You should focus on the concepts covered in the outlines, homework, and quizzes as you prepare for the exam. In addition, there is practice material for each section. These practice items are optional. It is important that even though the homework and quizzes are open note, you need to spend time learning the material. Students that rely on their ability to look up material instead knowing and understanding the material, tend to perform poorly on the exams.
Instructions for taking the Exams
Each of the three exams are closed notes using only a non-programmable calculator and must be taken in a proctored setting.
Refer to the Proctored Test Information in W01 to learn more about how the exams will be administered.
Grades will be based on the points students earn from assignments, participation in online class meetings, and completion of any other learning activities assigned by the instructor. Points will be distributed according to the following percentages.
|Reading Outlines & Applications||15%|
|Lesson Reflections & Class Meeting Reports||3%|
|Critical Thinking Posts||2%|
|Connect Homework (Drop lowest one)||15%|
|Connect Quizzes (Drop lowest one)||15%|
Students are expected to complete assignments before the assigned deadline. No late work will be accepted except in emergency situations, at the discretion of the instructor.
Final grades will be determined as follows:
|Letter Grade||Percentage Range|
|A||100% – 93%|
|A-||92% – 90%|
|B+||89% – 87%|
|B||86% – 83%|
|B-||82% – 80%|
|C+||79% – 77%|
|C||76% – 73%|
|C-||72% – 70%|
|D+||69% – 67%|
|D||66% – 63%|
|D-||62% – 60%|
|F||Less than 60%|
Students may check their total number of points for all assignments and quizzes at any time using the My Grades link on the course menu.
You should read the following course policies and make sure that you understand what these policies mean to you regarding your interactions with the instructor and other students in this course. If you have questions about any of these policies, you should contact your instructor immediately.

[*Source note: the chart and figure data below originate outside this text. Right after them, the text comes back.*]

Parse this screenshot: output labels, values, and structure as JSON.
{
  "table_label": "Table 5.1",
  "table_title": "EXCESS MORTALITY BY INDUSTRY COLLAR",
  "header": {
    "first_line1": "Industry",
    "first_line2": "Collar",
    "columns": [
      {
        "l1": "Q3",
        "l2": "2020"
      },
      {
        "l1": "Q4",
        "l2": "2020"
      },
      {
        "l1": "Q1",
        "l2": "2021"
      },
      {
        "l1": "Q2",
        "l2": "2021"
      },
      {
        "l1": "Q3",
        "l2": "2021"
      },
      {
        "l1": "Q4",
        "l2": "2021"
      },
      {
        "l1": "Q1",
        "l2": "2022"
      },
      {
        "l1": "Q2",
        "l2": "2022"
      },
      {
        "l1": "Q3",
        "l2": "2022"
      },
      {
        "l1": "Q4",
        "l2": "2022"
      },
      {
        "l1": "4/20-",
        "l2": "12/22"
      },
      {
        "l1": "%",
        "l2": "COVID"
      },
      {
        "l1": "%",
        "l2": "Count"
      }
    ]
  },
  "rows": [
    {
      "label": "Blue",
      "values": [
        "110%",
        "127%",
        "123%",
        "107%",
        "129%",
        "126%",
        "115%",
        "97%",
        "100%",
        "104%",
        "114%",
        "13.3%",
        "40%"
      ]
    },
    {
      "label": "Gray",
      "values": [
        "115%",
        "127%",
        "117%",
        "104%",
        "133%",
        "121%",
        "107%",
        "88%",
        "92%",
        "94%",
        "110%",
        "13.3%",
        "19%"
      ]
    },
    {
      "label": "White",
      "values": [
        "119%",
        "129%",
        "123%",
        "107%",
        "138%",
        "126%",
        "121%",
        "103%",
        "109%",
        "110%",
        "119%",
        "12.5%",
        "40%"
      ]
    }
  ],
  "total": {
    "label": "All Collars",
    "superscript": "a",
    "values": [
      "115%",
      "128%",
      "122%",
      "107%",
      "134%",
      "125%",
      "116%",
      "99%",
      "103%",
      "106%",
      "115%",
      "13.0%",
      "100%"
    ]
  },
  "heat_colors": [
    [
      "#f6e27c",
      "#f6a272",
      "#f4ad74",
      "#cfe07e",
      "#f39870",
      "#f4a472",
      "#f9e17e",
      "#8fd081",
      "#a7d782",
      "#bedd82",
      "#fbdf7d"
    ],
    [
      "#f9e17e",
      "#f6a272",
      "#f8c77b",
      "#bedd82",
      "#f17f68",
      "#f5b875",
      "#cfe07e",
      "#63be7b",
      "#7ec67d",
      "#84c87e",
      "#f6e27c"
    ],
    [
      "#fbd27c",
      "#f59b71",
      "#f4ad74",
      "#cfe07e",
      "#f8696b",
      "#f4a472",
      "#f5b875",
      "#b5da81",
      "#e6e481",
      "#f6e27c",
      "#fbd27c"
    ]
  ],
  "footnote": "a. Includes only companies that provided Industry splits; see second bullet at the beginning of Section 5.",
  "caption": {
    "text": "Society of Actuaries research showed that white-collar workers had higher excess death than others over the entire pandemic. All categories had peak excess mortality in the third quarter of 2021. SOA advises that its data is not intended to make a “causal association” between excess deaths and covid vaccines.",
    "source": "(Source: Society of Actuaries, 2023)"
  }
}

Title IX of the Education Amendments of the 1972 prohibits sex discrimination against any participant in an educational program which receives federal funds, including federal loans and grants. Title IX also covers student-to-student sexual harassment. If you encounter unlawful sexual harassment or gender-based discrimination, please contact the Personnel Office at 208- 496-1130.
Students with Disabilities
BYU-Idaho is committed to providing a working and learning atmosphere which reasonably accommodates qualified persons with disabilities. If you have any disabilities. If you have any disability which may impair your ability to complete this course successfully, please contact the Services for Students with Disabilities Office at 208-496-1158. Reasonable academic accommodations are reviewed for all students who have qualified documented disabilities. Services are coordinated with the student and instructor by this office. If you need assistance of feel you have been unlawfully discriminated on the basis of disability, you may seek resolution through established policy and procedures. Contact the Personnel Office at 208-496-1130. Students may check their total number of points for all assignments and quizzes at any time using the My Grades link in the Course Menu.
This syllabus and the course schedule may be changed at any time prior to or during the semester as the need arises. You will be notified by your instructor of any changes and may view them in the Welcome folder.